2) Operating Profit Growth
?? it is not covered in the investment quadrant.
Is there a rule of thumb as to what figure i should look at? 10% .. or i should just compare with its peers, as long as it is better than majority of its peers and at a positive figure, it is good?
3) Net income Growth (ADJ.)
From your notes:Companies which grow their net profit at an average of 15% or more every year are known as growth stocks.
4) Diluted EPS Growth (ADJ.)
From your notes:
3 ways to interpret eps with net profit. Ideal situation= increasing eps and net profit. 
5) Cash From Operations Growth
useful? in your notes, you mention it is better to look on cash flow to net income ratio as it is used to measure the quality of the company’s reported earnings. so should i ignore this?
6) Free Cash Flow Growth
Investors generally favour companies with at least a five-year track record of positive FCF. 

Summary:
1) Revenue growth : > 10%
2) Operating Profit Growth: ??
3) Net Income Growth: >15%
4) EPS growth: ?
5) Operating Cash Flow growth: ??
6) FCF Growth: As long as 5 year FCF is positive?

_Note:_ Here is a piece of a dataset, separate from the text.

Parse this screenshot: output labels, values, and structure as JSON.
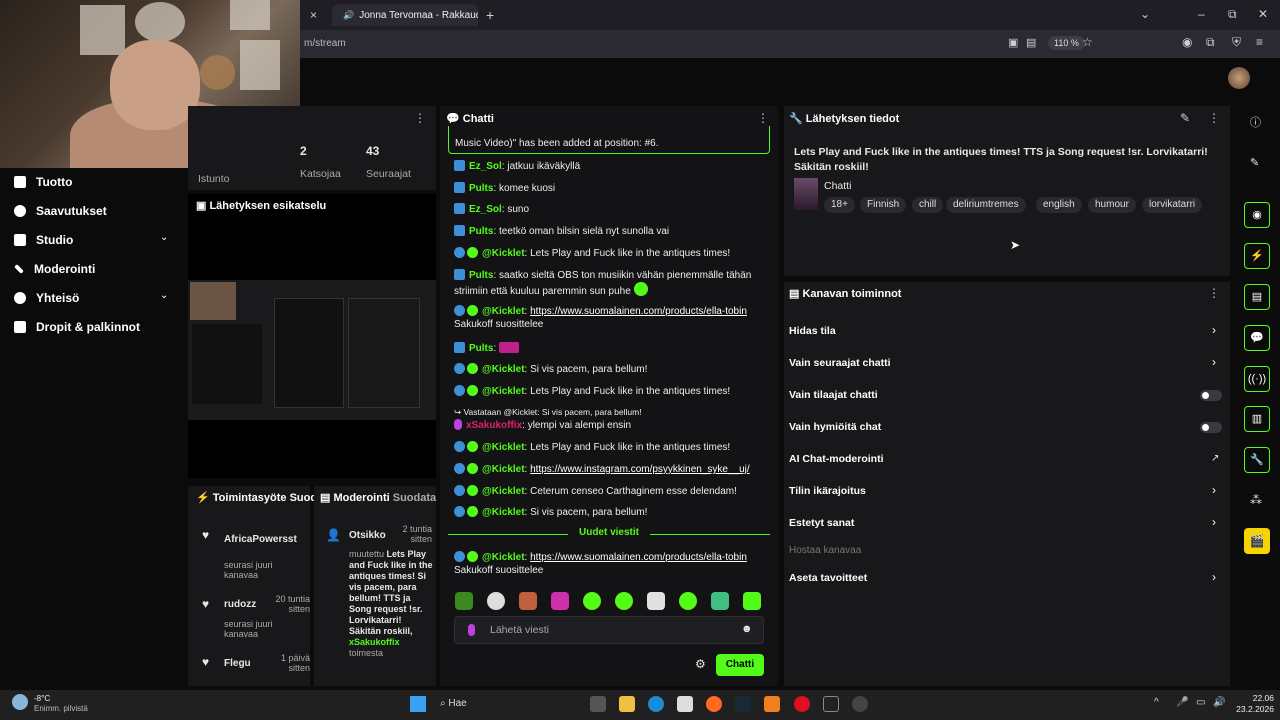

Zhi Ming Cheah replied 2 years ago

add on for 2nd question:
summary:
4) eps growth : As long as positive ?
5) Operating cash flow growth: Ignore this and look at CF to NI ratio?

1 Answers
Victor Chng answered 2 years ago

Hi Zhi Ming,
 
There is no fixed rule on using which growth rate years to use. Looking at your example, it seem that for the past 5 years they are going well but the recent 3 years is slowing down. The key is to find their sustainable growth which you need to understand the business first. Personally I have not analysed before this company but from the look I may want to take their 10 years growth to be conservative. 
 
1) Revenue Growth
The 10% growth is just a rule of thumb, the most important thing is we want to see the revenue growing. Sometime a 5% growth is also ok.
 
2.Operating Growth
 
I think you are looking at too many growth in different area. It is best to focus on revenue and net profit growth as that is what the investor seeing.